“It is all about giving the people a reason to finally believe”
SARA’S detractors look at the Jojo Binay demolition template and think they can do a repeat. They found a handle in Mary Grace Piattos and used it to impeach her.
Now they will use Piattos et al. again, and even invented another “Bikoy,” this time a “Madriaga” to ante up their second attempt.
They know the chances of a Senate conviction are now unlikely, but they will milk the process to impugn her. In the case of Binay, the demolition happened in the third quarter of 2014, a year before the filing of CoCs. That was right timing, and Binay failed to respond properly.
Thus, aside from the presumptive LP candidate, Mar Roxas, in came the willing Grace Poe and the “unwilling” Rodrigo Duterte into the political “tambiolo.”
Sara’s “haters” face two obstacles: if love is lovelier the second time around, hate repeated gets less resonance (bumenta na); and two, there is hardly anybody else these days who has captured the imagination of voters.
As soon as Risa floated her availability, her support base clamored for Mayor Leni and repeated their dream of a Pink and Red coalition, with BbM titillating them through silly pink socks. Pres. Erap would have worn fuchsia (but that’s another anecdote).
All things being equal, Sara seems destined. She has already framed 2028 as Marcos 2.0 versus Duterte 2.0.
Still, it will not be a walk in the park. Fortress Bis-Min is not enough.
She does not command the resources that the administration has. But then again, her father spent so little compared to the competition in 2016 yet won, nevertheless.
She has no considerable party machinery. The PDP is a shadow of what it was in her father’s time. Her Hugpong is regional, not national.
But political parties in this country are mere flags of convenience, and Inday Sara, wisely, has not given party-building early priority. She has seen how her father ran on the strength of his own persona and how the PDP was used in 2016 because it was conveniently available.
And in declaring early on, she has drawn the line: somos o no somos.
Since poll surveys have replaced political parties in winnowing chaff from grain, she must keep her numbers high, consolidate present public support levels, and build more from different demographics.
Fortify her appeal to the young. Give the poor and middle class hope that she will be way different from the others. Verily, she is different.
She still needs to sufficiently convince the public that she will be a serious reformist despite her dynastic history. Her first post-declaration interview though generic, still differentiated her management style from the laid-back BbM. In the next year and a half, people will want more specifics.
It should start being less about hitting a government already judged as a failure.
What she must tell the Filipino public is how she can improve the plight of the ordinary man beyond the usual platitudes, beyond the usual “solutions” that have not worked.
The message box cannot be as single issue as that of her father in 2016, that without peace and order, no progress is possible.
For while PNoy improved the economy, the drug menace made people unsafe in their communities, and thus Rodrigo Duterte’s singularly strong messages resonated.
Sara is heiress to her father’s “tapang.” Police assurances notwithstanding, the reality is people no longer feel safe and secure.

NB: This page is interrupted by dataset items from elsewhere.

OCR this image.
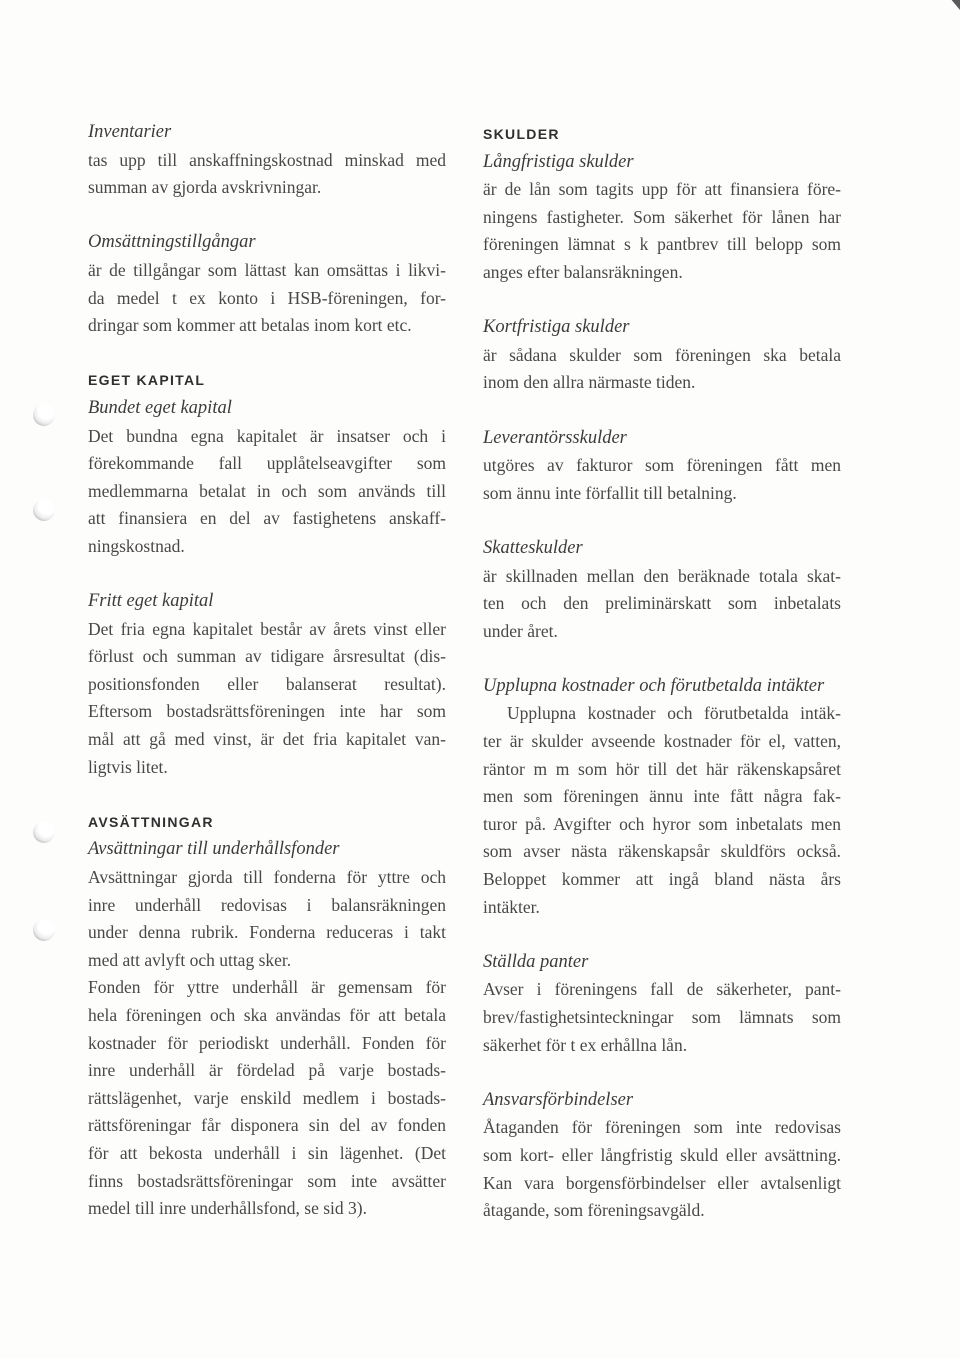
Inventarier
tas upp till anskaffningskostnad minskad med
summan av gjorda avskrivningar.
Omsättningstillgångar
är de tillgångar som lättast kan omsättas i likvi-
da medel t ex konto i HSB-föreningen, for-
dringar som kommer att betalas inom kort etc.
EGET KAPITAL
Bundet eget kapital
Det bundna egna kapitalet är insatser och i
förekommande fall upplåtelseavgifter som
medlemmarna betalat in och som används till
att finansiera en del av fastighetens anskaff-
ningskostnad.
Fritt eget kapital
Det fria egna kapitalet består av årets vinst eller
förlust och summan av tidigare årsresultat (dis-
positionsfonden eller balanserat resultat).
Eftersom bostadsrättsföreningen inte har som
mål att gå med vinst, är det fria kapitalet van-
ligtvis litet.
AVSÄTTNINGAR
Avsättningar till underhållsfonder
Avsättningar gjorda till fonderna för yttre och
inre underhåll redovisas i balansräkningen
under denna rubrik. Fonderna reduceras i takt
med att avlyft och uttag sker.
Fonden för yttre underhåll är gemensam för
hela föreningen och ska användas för att betala
kostnader för periodiskt underhåll. Fonden för
inre underhåll är fördelad på varje bostads-
rättslägenhet, varje enskild medlem i bostads-
rättsföreningar får disponera sin del av fonden
för att bekosta underhåll i sin lägenhet. (Det
finns bostadsrättsföreningar som inte avsätter
medel till inre underhållsfond, se sid 3).
SKULDER
Långfristiga skulder
är de lån som tagits upp för att finansiera före-
ningens fastigheter. Som säkerhet för lånen har
föreningen lämnat s k pantbrev till belopp som
anges efter balansräkningen.
Kortfristiga skulder
är sådana skulder som föreningen ska betala
inom den allra närmaste tiden.
Leverantörsskulder
utgöres av fakturor som föreningen fått men
som ännu inte förfallit till betalning.
Skatteskulder
är skillnaden mellan den beräknade totala skat-
ten och den preliminärskatt som inbetalats
under året.
Upplupna kostnader och förutbetalda intäkter
Upplupna kostnader och förutbetalda intäk-
ter är skulder avseende kostnader för el, vatten,
räntor m m som hör till det här räkenskapsåret
men som föreningen ännu inte fått några fak-
turor på. Avgifter och hyror som inbetalats men
som avser nästa räkenskapsår skuldförs också.
Beloppet kommer att ingå bland nästa års
intäkter.
Ställda panter
Avser i föreningens fall de säkerheter, pant-
brev/fastighetsinteckningar som lämnats som
säkerhet för t ex erhållna lån.
Ansvarsförbindelser
Åtaganden för föreningen som inte redovisas
som kort- eller långfristig skuld eller avsättning.
Kan vara borgensförbindelser eller avtalsenligt
åtagande, som föreningsavgäld.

In May of 2015, this writer gave “malasakit” as reason, “hugot” for Mayor Duterte’s well-known “tapang,” then commissioned an agency that created some of Villar’s memorable ads to use that tagline for Duterte.
That “Tapang at Malasakit” trademark should now be defined by structural reforms that would transform desperately hopeless lives into a “more comfortable life” that her father had hoped to bequeath.
A mountain of debt, food insecurity, not enough jobs for both brains and brawn, inability of incomes to catch up with persistent inflation, the absence of government support for basic social services, punctuated by graft and corruption that beggars all imagination in its brazenness.
There should be no stupid promises like BbM’s 20-peso rice. Instead, she should explain to the people the need for reforms in all aspects where government should weigh in, whether political, economic or social.
Her statement that government needs to tighten its belt demonstrates that resolve. Housewives know best, and one would expect that she will soon enumerate all those profligate and needless government expenditures.
She must give real flesh to “malasakit” beyond quick fixes and ayuda.
Shake up the status quo. Think out of the box.
It is all about giving the people a reason to finally believe.